Our non-profit organization, Neighborhood Solutions, Inc., brought together a variety of folks: community stakeholders; at-risk youth; volunteers from area universities; and most importantly residents of a nearby halfway house — to turn the three-quarter acre weed-filled lot into a vineyard capable of producing a total of 3,000 bottles of wine — half Traminette (white) and half Frontenac (red) — annually when the vines are fully matured in seven years. Our efforts have been generously funded by Neighborhood Connections, PNC Bank, the Charles and Helen Brown Memorial Foundation, and attorney Steven Schultz.
Bronx, N.Y. environmental activist Majora Carter is famous for saying: “You shouldn’t have to move to live in a better neighborhood,” and we believe her. Our overarching goal is to make the community we live in better by utilizing a variety of methods.
Indeed, the mission statement of our non-profit reads:
“To use innovative educational and entrepreneurial strategies to encourage, prepare and assist those returning — or who have returned — to neighborhoods after incarceration in creating greener, healthier and wealthier places to live, work, and raise families.”
We feel we can combine our mission of wealth creation via job development with land repurposing and the national sustainability movement to utilize strategies that have proven to work in other locales, most notably Will Allen’s Growing Power in Milwaukee.
One of the goals of urban farming is to grow as much food as possible within five miles of where it’s to be consumed. By utilizing vacant inner-city lots, and unemployed formerly incarcerated individuals (along with at-risk youth), we feel wealth can be created for residents by locally growing crops and mastering aquaponics.
We selected vineyards as our initial project because they are perhaps the highest (and most complicated) form of farming, but also one of the most rewarding. Not only does the project draw attention, it raises everyone’s vision in regards to what’s possible on inner-city acreage.
We selected the name The Vineyards Château Hough to make a statement. If someone were to say Château Westlake or Château Hunting Valley no one would raise an eyebrow, but Château Hough rates a double-take. But it shouldn’t, since the land we occupy in Hough is just as valuable to us as the land in other communities is to those who reside there.
Indeed, even if the wine turns out terrible, we’ve already won since neighborhood pride has increased, more of us know each other from working together in the vineyard, and the land value of the immediate area has increased, even if ever so slightly.
Our goal is to build on our success by controlling and developing more of the adjacent properties surrounding the vineyard. We’ve acquired an abandoned house immediately north of the vineyard and plan to turn it into a biocellar for crop propagation, while another nearby building is to eventually be used for fish farming. Both of these projects can be replicated in other neighborhoods.

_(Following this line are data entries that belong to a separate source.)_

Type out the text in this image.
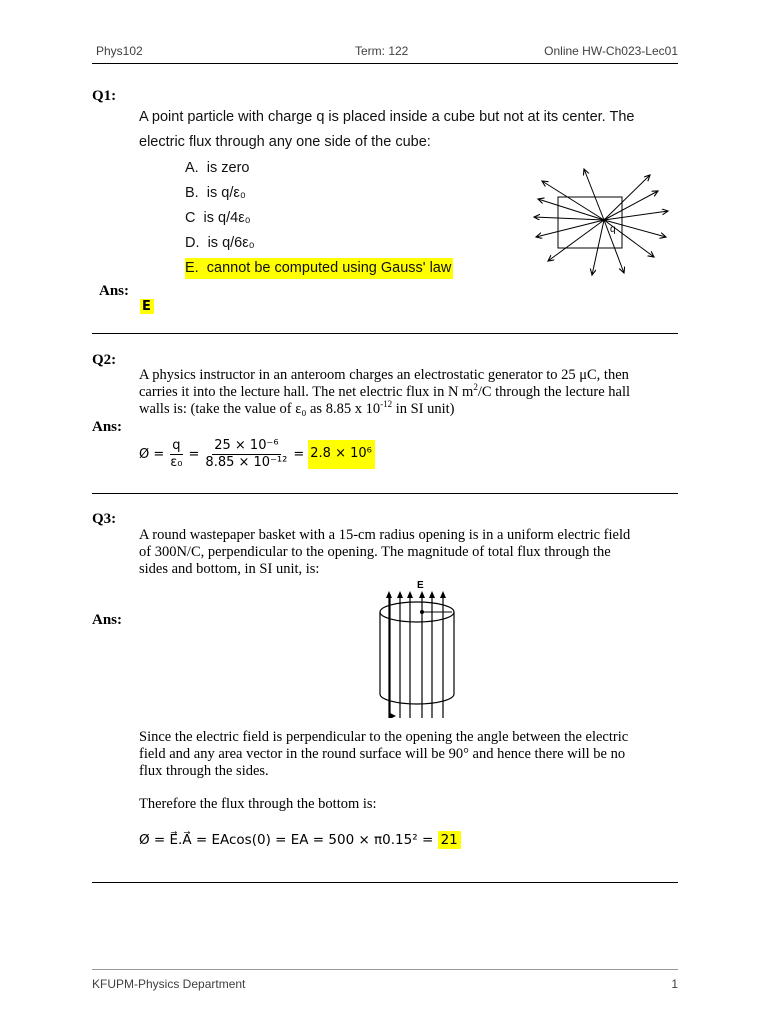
Phys102	Term: 122	Online HW-Ch023-Lec01
Q1:
A point particle with charge q is placed inside a cube but not at its center. The
electric flux through any one side of the cube:
A. is zero
B. is q/ε₀
C is q/4ε₀
D. is q/6ε₀
E. cannot be computed using Gauss' law
q
Ans:
E
Q2:
A physics instructor in an anteroom charges an electrostatic generator to 25 μC, then
carries it into the lecture hall. The net electric flux in N $m^2/C$ through the lecture hall
walls is: (take the value of ε₀ as 8.85 x $10^{-12}$ in SI unit)
Ans:
Ø = $\frac{q}{\text{ε₀}} = \frac{\text{25 × 10⁻⁶}}{\text{8.85 × 10⁻¹²}} = 2.8 \times 10^6$
Q3:
A round wastepaper basket with a 15-cm radius opening is in a uniform electric field
of 300N/C, perpendicular to the opening. The magnitude of total flux through the
sides and bottom, in SI unit, is:
Ans:
E
Since the electric field is perpendicular to the opening the angle between the electric
field and any area vector in the round surface will be 90° and hence there will be no
flux through the sides.
Therefore the flux through the bottom is:
Ø = E⃗.A⃗ = EAcos(0) = EA = 500 × π0.15² = 21
KFUPM-Physics Department	1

As with any small non-profit, funding is always an issue and a struggle, but with the support and assistance of those who believe in what we are attempting to accomplish we’re confident we’ll be able to successfully carry out our mission and make Hough an even better community in which to live, work and raise families in.
Rust Belt regions cannot survive and thrive if urban cores are allowed to decay. Our decision to build our home in Hough stems from our desire to become urban pioneers and thus demonstrate in a palpable manner our belief that inner-cities can and will make a comeback in America.